Look again at your video on the women's 100 final at the 2011 World Championships in Daegu. Shelly-Ann Fraser-Pryce, the little Jamaican in lane three, rose from her blocks first and after two steps has a clear lead.

Her start is so good that it makes other sprinters panic. After the 2009 final, the American Carmelita Jeter said.

"I won't lie," she recalled weeks later. "I was startled by Fraser. She was several steps ahead of me before I had even cleared the blocks."

Fraser-Pryce was on her way to another super start in Daegu. Sadly, she appeared to slip or stumble on her third stride. It happened fast but it cut into her explosive acceleration. In the end, Kelly-Ann Baptiste, that fine runner from Trinidad and Tobago, edged her by 0.01 for the bronze.

The two fastest women of 2011 - Jeter and Veronica Campbell-Brown - took gold and silver.

In an ironic way, the Daegu slip made sense. She had made a bright start to 2011, but after her win over VCB in the Jamaica Invitational 200, little niggles slowed her down and forced her out of the Jamaican Championships.

If she's healthy she stands a chance of retaining her Olympic 100-metre title. Jeter has faster times, but the little Jamaican's Berlin 10.73 is more than just a national record. It's the fastest time ever in a World or Olympic final.

If she were to win, she would join an elite club. Only Americans Wyomia Tyus and Gail Devers have repeated as Olympic 100-metre women's champion. Tyus won in 1964 and 1968 and Devers won in 1992 narrowly over Juliet Cuthbert, and in 1996 by a thread over Merlene Ottey.

So far, Ottey is the only Jamaican woman to win repeat medals in the Olympic 100. Her 1996 silver is flanked by bronze medals won in 1984 and 2000, respectively.
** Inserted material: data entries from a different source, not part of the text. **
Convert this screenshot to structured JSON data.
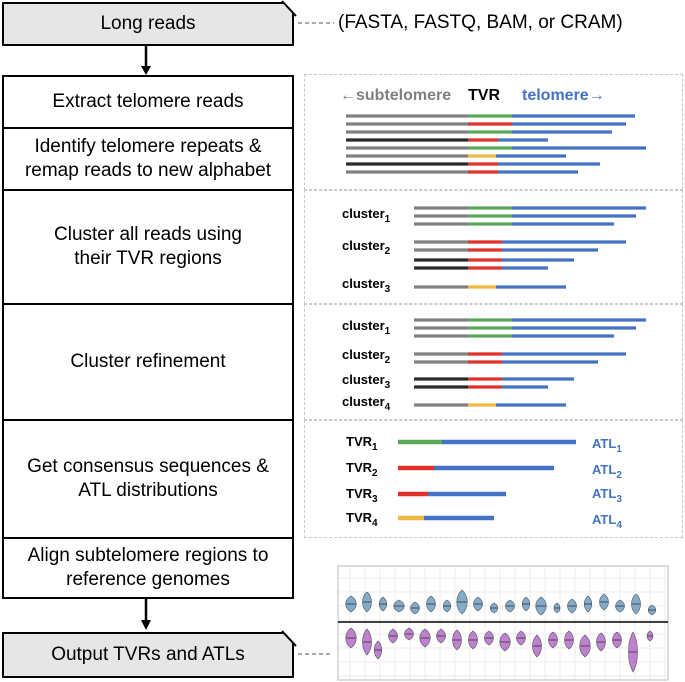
{
  "steps": {
    "input": "Long reads",
    "input_note": "(FASTA, FASTQ, BAM, or CRAM)",
    "extract": "Extract telomere reads",
    "identify": "Identify telomere repeats & remap reads to new alphabet",
    "cluster": "Cluster all reads using their TVR regions",
    "refine": "Cluster refinement",
    "consensus": "Get consensus sequences & ATL distributions",
    "align": "Align subtelomere regions to reference genomes",
    "output": "Output TVRs and ATLs"
  },
  "header": {
    "subtelomere": "←subtelomere",
    "tvr": "TVR",
    "telomere": "telomere→"
  },
  "cluster_labels": {
    "c1": "cluster",
    "c2": "cluster",
    "c3": "cluster",
    "c4": "cluster",
    "s1": "1",
    "s2": "2",
    "s3": "3",
    "s4": "4"
  },
  "consensus_labels": {
    "tvr": "TVR",
    "atl": "ATL",
    "s1": "1",
    "s2": "2",
    "s3": "3",
    "s4": "4"
  },
  "colors": {
    "subtelomere": "#808080",
    "subtelomere_dark": "#2b2b2b",
    "tvr_green": "#5aa95a",
    "tvr_red": "#e0302a",
    "tvr_yellow": "#f0b840",
    "telomere": "#4472c4",
    "violin_blue": "#6d9ec2",
    "violin_purple": "#b46cc8"
  }
}
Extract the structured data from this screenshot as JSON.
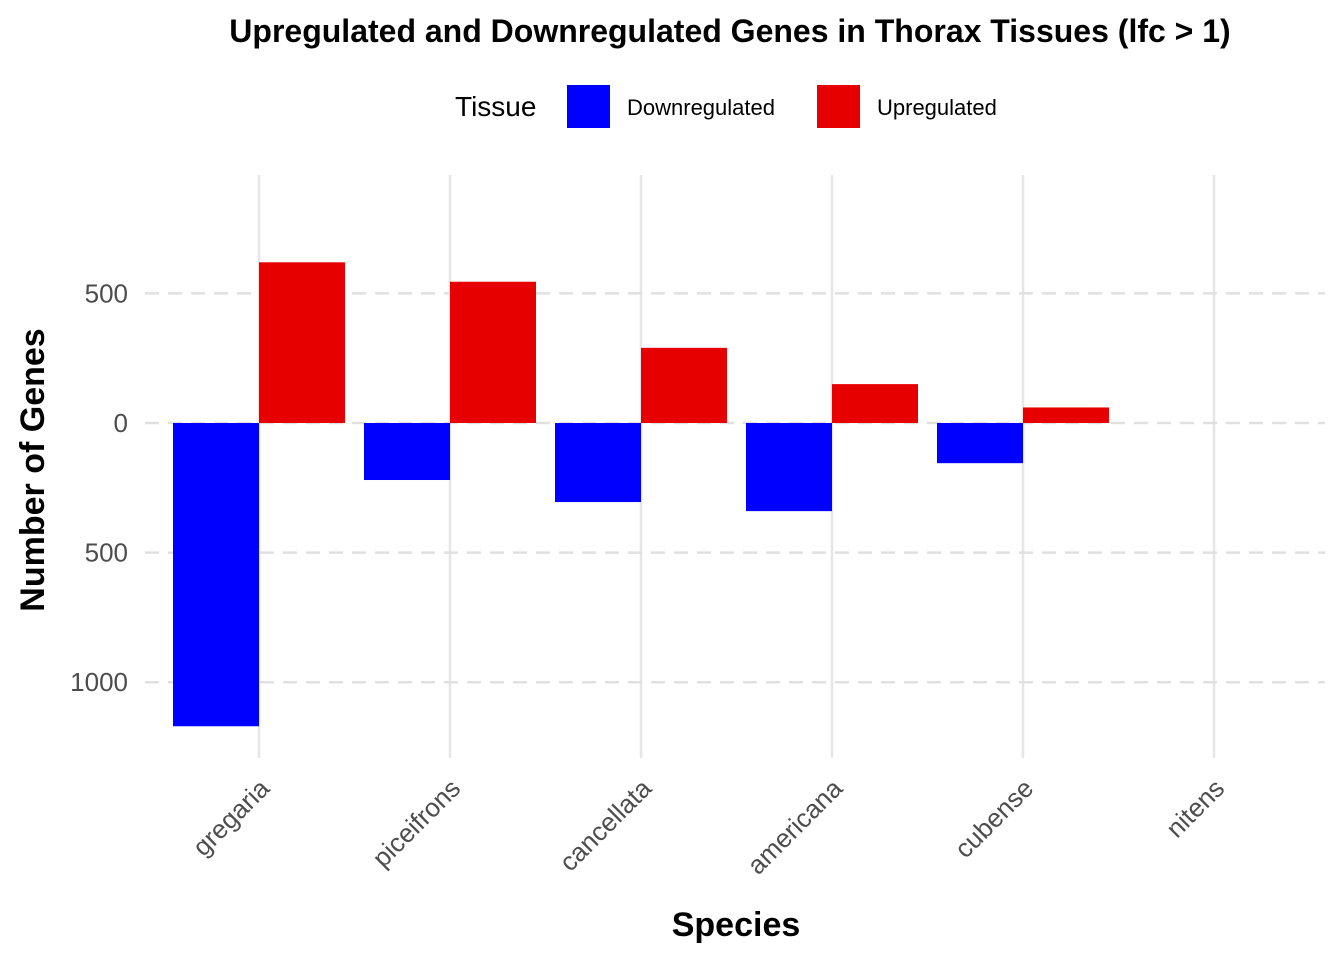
{
  "chart_data": {
    "type": "bar",
    "title": "Upregulated and Downregulated Genes in Thorax Tissues (lfc > 1)",
    "xlabel": "Species",
    "ylabel": "Number of Genes",
    "categories": [
      "gregaria",
      "piceifrons",
      "cancellata",
      "americana",
      "cubense",
      "nitens"
    ],
    "series": [
      {
        "name": "Downregulated",
        "color": "#0000ff",
        "values": [
          -1170,
          -220,
          -305,
          -340,
          -155,
          0
        ]
      },
      {
        "name": "Upregulated",
        "color": "#e60000",
        "values": [
          620,
          545,
          290,
          150,
          60,
          0
        ]
      }
    ],
    "legend": {
      "title": "Tissue",
      "position": "top"
    },
    "y_ticks": [
      500,
      0,
      -500,
      -1000
    ],
    "y_tick_labels": [
      "500",
      "0",
      "500",
      "1000"
    ],
    "ylim": [
      -1290,
      950
    ],
    "grid": true
  }
}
Repeating won't be easy. Those dreaming of wearing black-green-and-gold atop the podium in this event must first survive the Jamaican Championships. Incredibly, VCB ran 10.88 seconds and missed the team in 2008. At 10.73, 10.75, 10.76 and 10.82, Shelly-Ann, Kerron Stewart, VCB and Sherone Simpson are four of the five fastest Jamaicans of all time.

Last year, former Vere Technical star Jura Levy intercepted Simpson and took her spot in the 100. She's isn't the only young one with Olympic ambitions. During 2011, Carrie Russell and Schillonie Calvert both ran 11.05 seconds.

VCB will be seeking a rare Olympic sprint double, last done by Florence Griffith-Joyner in 1988. She probably is more focused on the 100 because Olympic gold in that event is the only prize that has ever eluded her.

Stewart and Simpson will both want to upgrade from the silver medals they both won in Beijing. Remarkably, Stewart lost in Berlin despite running 10.75 seconds. Never before or after has someone run that fast and lost.

Daegu bronze winner Baptiste will be hunting the first-ever Olympic medal for a Trinidad and Tobago woman in any sport. By comparison, Ottey broke through with the first Olympic medal for Jamaican women 32 years and eight Olympics ago.

Jeter is the biggest danger. Her mission is to regain the 100-metre gold medal last won by an American in 1996 by Devers. She's fearless and has even beaten VCB, Stewart and Simpson here in Jamaica. Her best times are faster and her foray into the 200 has apparently made her stronger.

Some point to her age, but they forget that Ottey ran 10.74 at 35. The affable Californian is only 32.

When Fraser-Pryce won in Beijing, she was unheralded but came through the pressure cooker of the Jamaican Championships and months of ceaseless calls for her removal from the team. If things go well, she will go to London as a queen seeking to defend her kingdom, the 100 metres, at high speed.

Hubert Lawrence has covered athletics since 1987.